His Honour went on to say that Mr Kim was “overtly ripping off the public by being as dishonest as anyone” he had met in this area. Further, that this was an “outstanding slur on the business community” with “down stream repercussions on the brand UMF”.

A UMF rating measures the natural antibacterial activity of certain Manuka honey and the trademark ‘UMF’ is registered by the Active Manuka Honey Association Inc.

Commission Chair Paula Rebstock said that honey with a UMF rating sells at a premium over ordinary Manuka honey and can be up to ten times the normal retail value of ordinary honey.

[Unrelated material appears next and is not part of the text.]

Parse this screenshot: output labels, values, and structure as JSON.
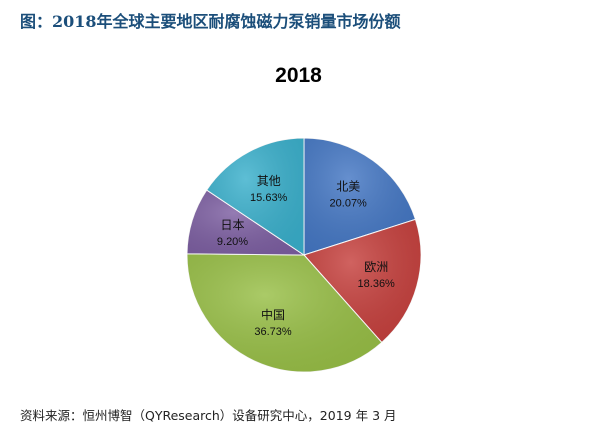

“Over 2,500 jars of honey with the misleading UMF labels were sold by Tomorrow Dream Line – which would have meant a profit of over $27,000 due to the premium prices charged,” said Ms Rebstock.

“In the Commission’s view, this was a blatant breach of the Fair Trading Act with consequences for consumers, who paid an unwarranted premium price for the honey, and for genuine licensees of the registered UMF trademark. Misuse of the UMF trademark has the potential to damage the export honey industry and the reputation of the Active Manuka Honey Association.”

Background

The Commerce Commission first laid informations against Tomorrow Dream Line and Mr Kim in September 2004 following allegations that the company was falsely representing honey for sale as ‘U.M.F. 16+’, ‘U.M.F 12+’, ‘U.M.F. 12’ and ‘Active Manuka Honey’. The real trade mark is “UMF”. Tomorrow Dream Line and Mr Kim admitted labelling honey jars with representations about UMF content when the company had no knowledge of whether the honey was in fact Active Manuka Honey or whether it had any UMF rating.

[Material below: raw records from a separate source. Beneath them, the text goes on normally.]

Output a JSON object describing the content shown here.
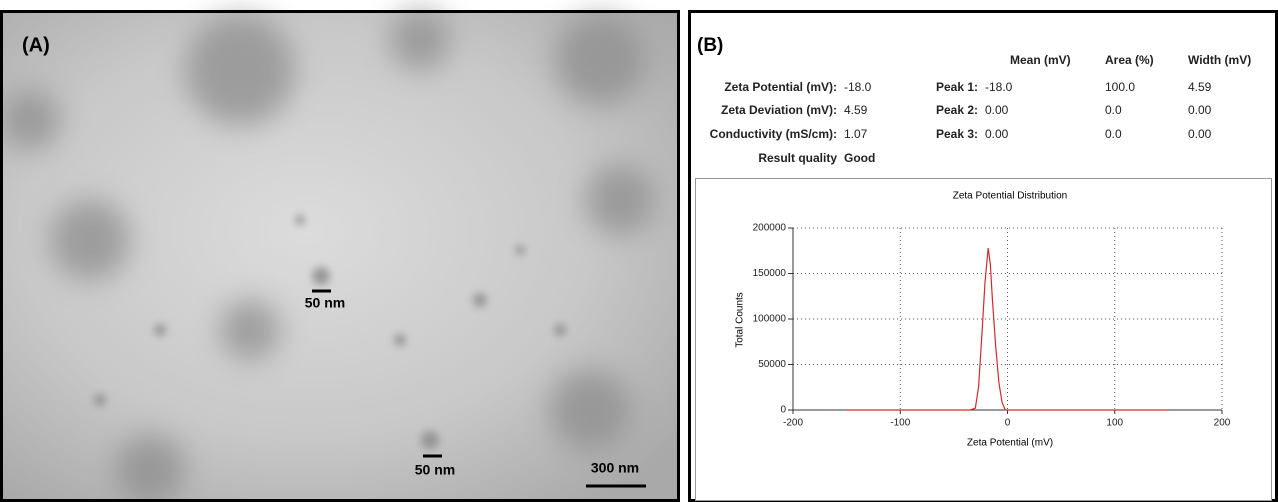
{
  "panel_a": {
    "label": "(A)",
    "scale_labels": [
      "50 nm",
      "50 nm",
      "300 nm"
    ]
  },
  "panel_b": {
    "label": "(B)",
    "table": {
      "header": [
        "Mean (mV)",
        "Area (%)",
        "Width (mV)"
      ],
      "rows": [
        [
          "Zeta Potential (mV):",
          "-18.0",
          "Peak 1:",
          "-18.0",
          "100.0",
          "4.59"
        ],
        [
          "Zeta Deviation (mV):",
          "4.59",
          "Peak 2:",
          "0.00",
          "0.0",
          "0.00"
        ],
        [
          "Conductivity (mS/cm):",
          "1.07",
          "Peak 3:",
          "0.00",
          "0.0",
          "0.00"
        ],
        [
          "Result quality",
          "Good"
        ]
      ]
    }
  },
  "chart_data": {
    "type": "line",
    "title": "Zeta Potential Distribution",
    "xlabel": "Zeta Potential (mV)",
    "ylabel": "Total Counts",
    "x": [
      -150,
      -50,
      -35,
      -30,
      -27,
      -24,
      -21,
      -18,
      -16,
      -14,
      -11,
      -8,
      -5,
      -2,
      50,
      150
    ],
    "series": [
      {
        "name": "Total Counts",
        "color": "#d42a2a",
        "values": [
          0,
          0,
          0,
          2000,
          25000,
          80000,
          140000,
          178000,
          160000,
          120000,
          70000,
          30000,
          8000,
          0,
          0,
          0
        ]
      }
    ],
    "xlim": [
      -200,
      200
    ],
    "ylim": [
      0,
      200000
    ],
    "xticks": [
      -200,
      -100,
      0,
      100,
      200
    ],
    "yticks": [
      0,
      50000,
      100000,
      150000,
      200000
    ],
    "grid": true
  }
}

Following the filing of the first set of informations, the Commission then became aware of further incorrect labels by Tomorrow Dream Line Limited and Mr Kim. A subsequent investigation revealed that Tomorrow Dream Line had commissioned genuine UMF honey to be packed for them, and had then used the producer’s genuine UMF labels (bearing the producer’s name as packer) to re-label non-UMF honey packed by an unknown party.

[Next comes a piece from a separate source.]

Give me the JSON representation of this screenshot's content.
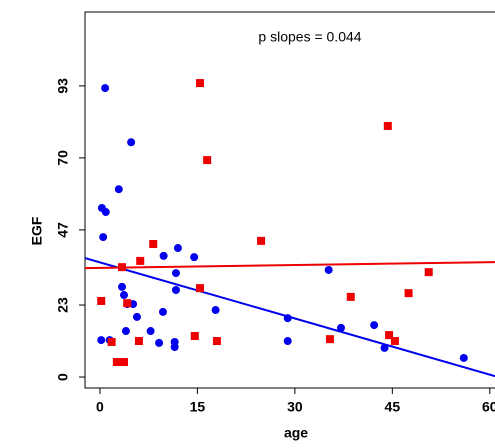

The investigation revealed that a batch number from the genuine UMF honey product had been forged and used by Tomorrow Dream Line Limited on honey supplied by the company. Despite representations to the contrary, the honey was not UMF honey and not packed by the genuine UMF honey producer as purported on the labels. This non-UMF honey was packed in different shaped jars and the forged batch numbers used on the labels were in a different size and font to the real product.

Further informations in respect of these alleged breaches of the Act were subsequently filed in November 2004. Guilty pleas were subsequently entered to 28 charges by both defendants.